Vor 25 Jahren gründeten Werner Martin und die High Society von Berlin-Charlottenburg die Brandenburgischen Sommerkonzerte. „Weil das Mittagessen in der Paris-Bar damals recht preiswert war, saß ich oft hier und verhandelte mit Sponsoren und Künstlern bei einem Glas Rotwein“, erzählte der Rechtsanwalt am Mittwoch. Gemeinsam mit einem aufgeräumten Manfred Stolpe präsentierte Martin stolz einen druckfrischen Bildband, der dem Engagement seines Freundeskreises ein Denkmal setzt. Das visuell sehr pathetisch gestaltete Album ist weniger eine kulturhistorische Chronik als ein Geschenkebuch für Mitstreiter. Einige Wortbeiträge, vor allem von Martin selbst, erzählen, welche Erfahrungen die Organisatoren der Eventkultur machen konnten.

Anfang 1990 beschloss das Netzwerk den „Aufbruch Richtung Brandenburg“. Das Konzept nannten sie „Gemeinsam Kultur machen“, gab es doch „so wenig Gemeinsamkeiten nach den Jahrzehnten der Teilung“.
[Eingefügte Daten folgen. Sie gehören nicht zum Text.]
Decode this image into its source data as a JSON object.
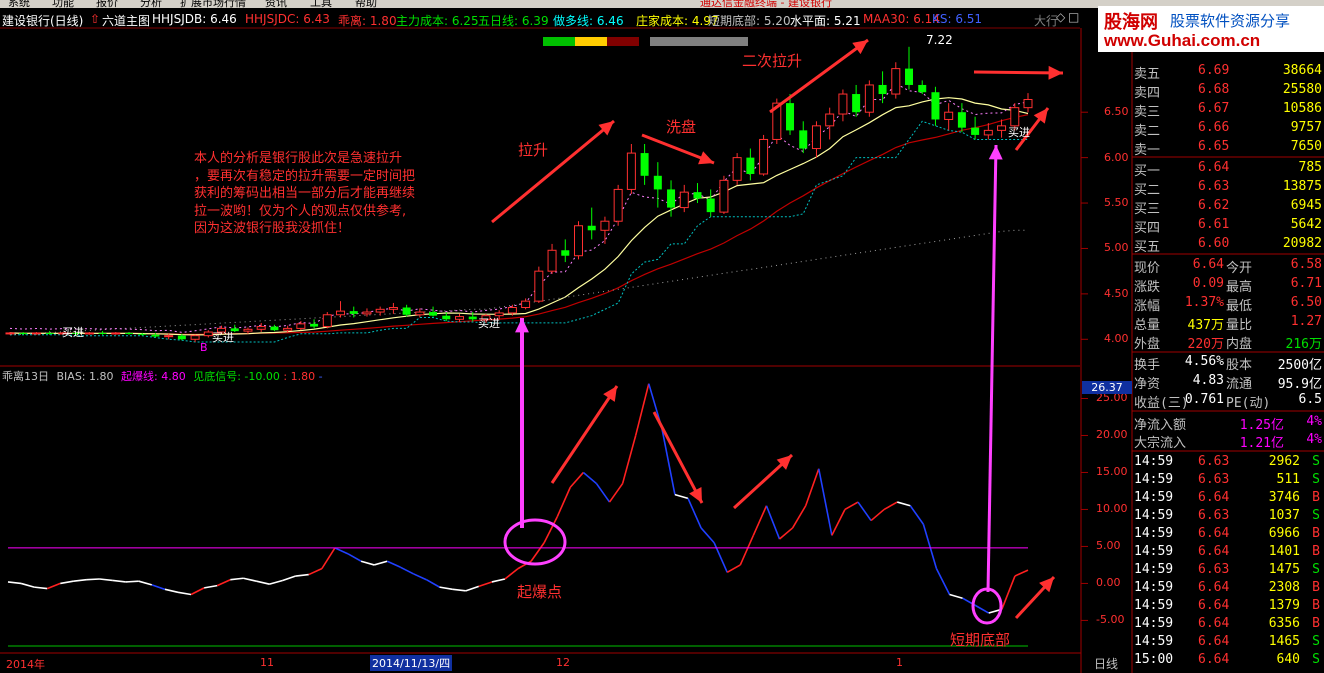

Hochkarätige Musiker wurden raus in die Kleinstädte und Dörfer gelockt. Schon verloren geglaubtes Kulturland wurde zurückgewonnen. Viele Westberliner verbanden mit märkischen Orten sentimentale Kindheitserinnerungen.

Beim ersten Sommerkonzert im Frühjahr ’90 in der Klosterkirche Neuruppin stach den Gästen nicht nur der ruinöse Zustand der Gebäude ins Auge, sondern auch die grausige Gastronomie. Die Städter gewannen deshalb Kirchgemeinden und Frauenzirkel vor Ort, die für eine reiche Kuchentafel sorgten. Der Erlös kam auch den Baudenkmälern zugute. Alle Konzerte wurden konsequent privat finanziert, ohne den Staat.

Mit seinen schicken Autos legte Martin auf den schlechten Straßen tausende Kilometer zurück. „Wir konnten nicht telefonieren, Internet gab es noch nicht. Wir mussten viel rausfahren“, erzählt er. 1990 war er einer der ersten, der sich einen „Handy-Koffer“ anschaffte, der aber noch keine verlässlichen Dienste leistete. Und so passierte es auch, dass er einmal im falschen Wolfshagen landete. Nicht in dem Wolfshagen, wo er mit Manfred Stolpe verabredet war.

Werner Martin/Manfred Stolpe: Geh aus mein Herz...       25 Jahre Brandenburgische Sommerkonzerte. Nicolai, 320 Seiten, 29,95 Euro.